¿Se puede ser humanista sin ser feminista?

A propósito de la discusión del proyecto que despenaliza el aborto, se pudo ver más de algún comentario en las redes sociales que cuestionaba el feminismo que supondría permitir que las mujeres tengan soberanía sobre su cuerpo, como contraposición a la visión humanista que significaría proteger la vida del que está por nacer.

Se trata de dos situaciones distintas, que no pueden compararse ni presentarse como una disyuntiva en la que los términos son excluyentes. El feminismo promueve la igualdad de derechos para hombres y mujeres, y esa discusión no guarda relación con el tema del aborto, el de la eutanasia o cualquiera de los temas llamados “valóricos”.

El feminismo es la lucha contra una situación de discriminación que se arrastra desde el orígen de la civilización, y al igual que otras minorías aisladas y perseguidas por una supuesta mayoría, debería formar parte central de las preocupaciones del humanismo.

Si el humanismo se entiende como la filosofía que pone al hombre en el centro de sus esfuerzos, es completamente lógico suponer que ese “hombre” se refiere al conjunto de la raza humana: hombres, mujeres, caucásicos, indígenas, derechistas, izquierdistas, ricos, pobres.

Cualquier forma de humanismo que considere como parte de su lucha la postergación de otro grupo de la sociedad, incluso de quienes son acusados como la clase opresora, no puede ser considerada como auténtico humanismo.

Con el mismo criterio, hay que distinguir entre los movimientos que bregan por la igualdad de derechos de quienes son discriminados, llámense feministas, indigenistas o de cualquier otra forma. Cuando parte de estos grupos basa su ideal de libertad y dignidad en la eliminación de los derechos de otros, renuncia de inmediato a su aspiración por la igualdad.

El diálogo entonces, como vía para avanzar en la solución de los conflictos, se tiene que desarrollar entre quienes efectivamente aspiran a la igualdad, dejando de lado a quienes promueven una revancha o una suerte de enroque entre oprimidos y opresores.   Es lo mismo que ocurre con la democracia, que no puede aceptar como actores a quienes no creen en ella.

Es fácil reconocerse como humanista, sobre todo cuando se le plantea erróneamente como alternativa términos como el capitalismo o el marxismo en cualquiera de sus vertientes, pero lo difícil es comprender de verdad qué significa ser humanista.   Como ya se señaló, el humanista se centra en el ser humano, por lo que los conceptos equivalentes serían la religión, que pone el acento en un dios; el materialismo, que se centra en la distribución de los recursos (ahí sí entran marxismo y capitalismo), pero el debate es entre humanismo y materialismo y no respecto de doctrinas económicas determinadas.

El verdadero humanista no puede sobreponer ningún asunto al Hombre -con mayúscula para resaltar que se trata de todos los integrantes de la especie humana- y considera que todo está al servicio de este.  

Suponer entonces que el humanismo no incluye a las mujeres o a los indígenas o a los pobres, implica aceptar que se tiene una visión restringida, por lo que correspondería hablar de un humanismo machista, un humanismo de blancos o de ricos.

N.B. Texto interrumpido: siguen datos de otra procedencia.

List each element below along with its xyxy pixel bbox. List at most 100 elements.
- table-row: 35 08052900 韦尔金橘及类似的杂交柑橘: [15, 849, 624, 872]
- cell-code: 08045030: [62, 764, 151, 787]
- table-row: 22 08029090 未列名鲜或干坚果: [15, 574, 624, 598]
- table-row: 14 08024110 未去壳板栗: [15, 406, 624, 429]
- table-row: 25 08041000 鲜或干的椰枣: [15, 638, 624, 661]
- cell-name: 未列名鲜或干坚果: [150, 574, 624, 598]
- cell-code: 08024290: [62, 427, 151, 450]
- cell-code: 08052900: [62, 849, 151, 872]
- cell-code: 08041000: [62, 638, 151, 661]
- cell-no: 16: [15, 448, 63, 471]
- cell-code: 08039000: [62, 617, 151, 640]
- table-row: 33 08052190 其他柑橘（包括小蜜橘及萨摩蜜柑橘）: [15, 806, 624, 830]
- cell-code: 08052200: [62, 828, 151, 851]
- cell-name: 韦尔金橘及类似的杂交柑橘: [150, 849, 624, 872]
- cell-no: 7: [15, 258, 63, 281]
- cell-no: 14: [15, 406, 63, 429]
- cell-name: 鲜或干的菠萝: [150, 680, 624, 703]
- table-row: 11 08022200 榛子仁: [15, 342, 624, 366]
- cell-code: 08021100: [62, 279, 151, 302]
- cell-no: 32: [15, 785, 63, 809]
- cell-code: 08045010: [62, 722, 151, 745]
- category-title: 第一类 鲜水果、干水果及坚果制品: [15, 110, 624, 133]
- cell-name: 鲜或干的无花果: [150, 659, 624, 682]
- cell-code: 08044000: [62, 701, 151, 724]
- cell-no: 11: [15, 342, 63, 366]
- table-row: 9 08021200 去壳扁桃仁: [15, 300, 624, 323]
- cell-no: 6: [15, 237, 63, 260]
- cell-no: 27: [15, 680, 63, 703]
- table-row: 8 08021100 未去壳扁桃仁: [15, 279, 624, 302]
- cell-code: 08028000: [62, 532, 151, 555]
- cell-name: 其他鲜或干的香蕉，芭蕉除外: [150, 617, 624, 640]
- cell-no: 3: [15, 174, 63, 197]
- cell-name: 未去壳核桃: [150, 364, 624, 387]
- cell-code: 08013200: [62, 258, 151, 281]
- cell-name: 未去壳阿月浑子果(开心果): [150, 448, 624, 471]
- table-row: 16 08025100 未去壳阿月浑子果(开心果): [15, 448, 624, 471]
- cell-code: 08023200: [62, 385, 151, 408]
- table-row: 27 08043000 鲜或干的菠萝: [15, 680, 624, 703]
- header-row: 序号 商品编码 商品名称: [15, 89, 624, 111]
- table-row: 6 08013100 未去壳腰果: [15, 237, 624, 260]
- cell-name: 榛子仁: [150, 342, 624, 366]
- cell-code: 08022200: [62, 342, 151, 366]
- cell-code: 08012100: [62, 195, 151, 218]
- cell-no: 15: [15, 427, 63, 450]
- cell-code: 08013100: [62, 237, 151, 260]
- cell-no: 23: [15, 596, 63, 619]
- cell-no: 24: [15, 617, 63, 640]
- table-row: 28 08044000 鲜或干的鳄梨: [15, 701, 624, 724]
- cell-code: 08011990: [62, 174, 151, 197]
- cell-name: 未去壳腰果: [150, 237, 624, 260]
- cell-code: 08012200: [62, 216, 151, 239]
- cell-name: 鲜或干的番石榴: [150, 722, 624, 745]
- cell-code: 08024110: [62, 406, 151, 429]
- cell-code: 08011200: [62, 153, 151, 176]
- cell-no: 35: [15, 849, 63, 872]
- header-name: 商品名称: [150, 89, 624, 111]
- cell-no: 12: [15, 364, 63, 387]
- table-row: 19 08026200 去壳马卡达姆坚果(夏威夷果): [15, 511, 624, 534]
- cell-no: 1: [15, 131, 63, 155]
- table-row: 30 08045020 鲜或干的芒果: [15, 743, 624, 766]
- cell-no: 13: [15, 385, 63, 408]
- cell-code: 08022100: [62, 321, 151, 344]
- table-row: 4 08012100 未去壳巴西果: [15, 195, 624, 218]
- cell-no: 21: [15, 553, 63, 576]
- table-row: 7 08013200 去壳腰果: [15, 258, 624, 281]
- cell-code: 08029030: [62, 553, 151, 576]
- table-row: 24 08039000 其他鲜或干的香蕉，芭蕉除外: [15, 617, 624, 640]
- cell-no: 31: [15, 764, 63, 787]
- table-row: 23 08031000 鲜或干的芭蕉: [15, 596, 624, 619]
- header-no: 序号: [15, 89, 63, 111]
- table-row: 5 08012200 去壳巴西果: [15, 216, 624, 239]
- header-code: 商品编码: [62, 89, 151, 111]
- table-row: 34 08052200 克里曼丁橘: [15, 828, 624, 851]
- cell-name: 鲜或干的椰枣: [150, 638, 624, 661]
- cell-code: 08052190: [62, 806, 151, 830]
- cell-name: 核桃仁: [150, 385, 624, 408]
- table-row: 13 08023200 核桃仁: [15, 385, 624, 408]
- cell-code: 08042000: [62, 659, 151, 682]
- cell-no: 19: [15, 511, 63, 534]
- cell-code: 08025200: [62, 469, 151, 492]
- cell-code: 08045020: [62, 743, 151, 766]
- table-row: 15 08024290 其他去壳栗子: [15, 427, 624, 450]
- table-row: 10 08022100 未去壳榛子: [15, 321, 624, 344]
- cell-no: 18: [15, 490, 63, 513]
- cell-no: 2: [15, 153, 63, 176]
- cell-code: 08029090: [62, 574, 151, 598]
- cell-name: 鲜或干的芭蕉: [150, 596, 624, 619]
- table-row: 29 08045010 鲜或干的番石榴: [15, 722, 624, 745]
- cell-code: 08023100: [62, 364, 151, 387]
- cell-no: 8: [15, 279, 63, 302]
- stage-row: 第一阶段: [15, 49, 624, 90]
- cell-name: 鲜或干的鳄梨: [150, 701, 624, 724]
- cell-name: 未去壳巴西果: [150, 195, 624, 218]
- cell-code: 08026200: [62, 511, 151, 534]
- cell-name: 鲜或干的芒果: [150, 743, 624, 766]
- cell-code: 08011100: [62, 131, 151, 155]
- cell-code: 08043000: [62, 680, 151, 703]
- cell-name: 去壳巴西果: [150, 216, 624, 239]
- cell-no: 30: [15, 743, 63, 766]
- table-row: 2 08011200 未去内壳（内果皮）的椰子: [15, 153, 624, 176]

Del mismo modo, afirmar que el humanismo está supeditado a un dios o exclusivamente al bienestar de las personas equivaldría a desnaturalizar el sentido original de esta corriente del pensamiento.

El humanismo tampoco puede modificarse de acuerdo a las conveniencias políticas, sociales, económicas, religiosas o de clase.  

El humanismo no está sujeto a modas ni a las distintas formas de conservadurismo o progresismo. Lo único que cuenta es si se actúa teniendo a la persona como centro o no.  

Expuesto de esa forma, resulta difícil suponer que alguien pueda admitir que su humanismo tiene restricciones. Parece obvio, pero aparentemente es conveniente recordarlo.